What's your response to the common theme that event sourcing systems are difficult to maintain in the face of constantly changing product requirements?


I think having constantly changing product requirements would certainly make it difficult, but that makes all development more difficult.

In fact, I think most complexity I create or encounter is in response to trying to future-proof stuff I know will change.

I'm in healthcare. And it changes CONSTANTLY. Like, enormous, foundation changes yearly.
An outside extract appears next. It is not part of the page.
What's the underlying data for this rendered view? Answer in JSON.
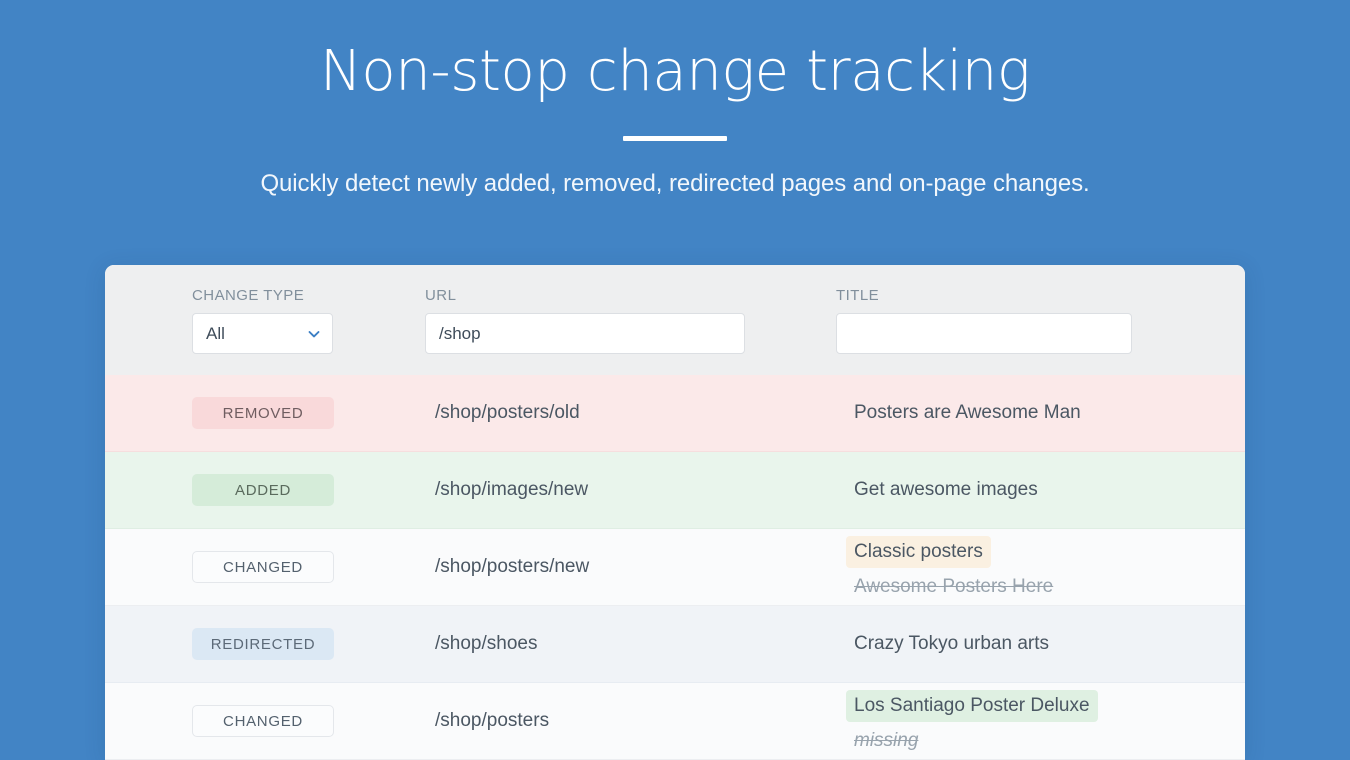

But that doesn't mean there aren't portions of that domain that could benefit from event sourcing (and have long, established patterns like ADT feeds for instance).

One warning I often see supplied with event sourcing is not to base your entire system around it. Just the parts that make sense.
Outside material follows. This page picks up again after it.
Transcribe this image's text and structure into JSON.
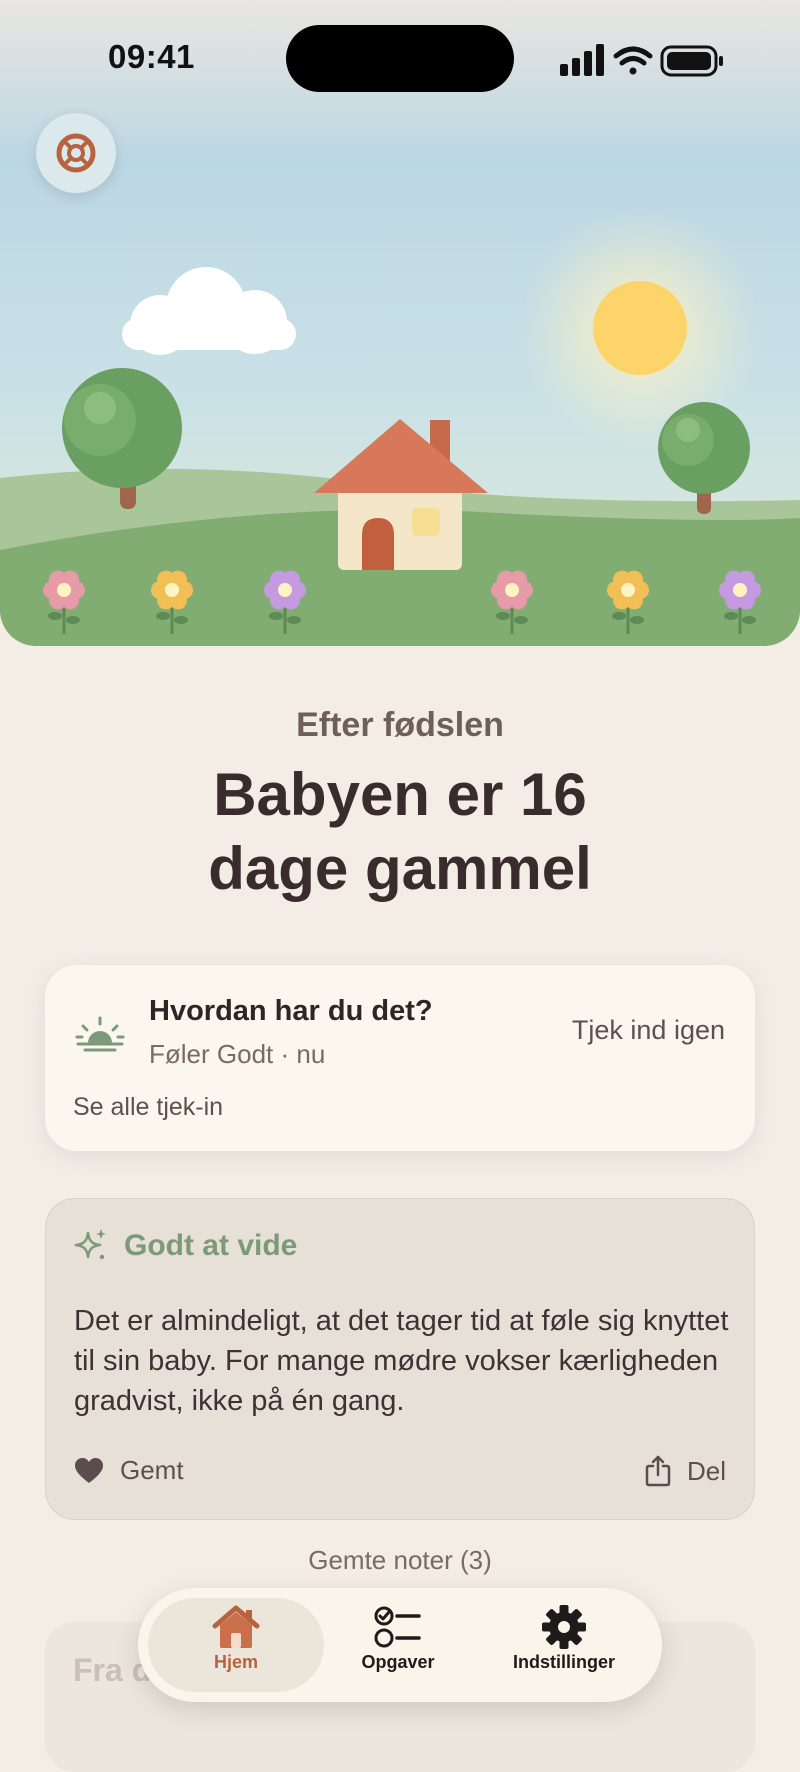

Blood pressure spiking, high temperature, weight loss, etc are all established concepts that could benefit from event sourcing. But that doesn't mean healthcare doesn't change or that it is a static field per se. There are certainly parts of my system that are CRUD and introducing event-sourcing would just make things complicated (like maintaining a list of pharmacies).

I think what's happening is that a lot of hype around the tech + people not understanding when to apply it is responsbile for what we're seeing, not that it's a bad pattern.


Thanks, this is a great comment. Love the observation that event sourcing only makes sense for parts of a system.

Could be that some of the bad experiences we hear about are from people applying it to fields like content management (I've been tempted to try it there) or applying it to whole systems rather than individual parts.


No problem and likewise. Conversations like this are great because they constantly make me re-evaluate what I think/say and often times I'll come out of it with a different opinion.

> Could be that some of the bad experiences we hear about are from people applying it to fields like content management (I've been tempted to try it there) or applying it to whole systems rather than individual parts

Amen. And I think what most people miss is that it's really hard to do for domains you're just learning about. And I don't blame people for feeling frustrated.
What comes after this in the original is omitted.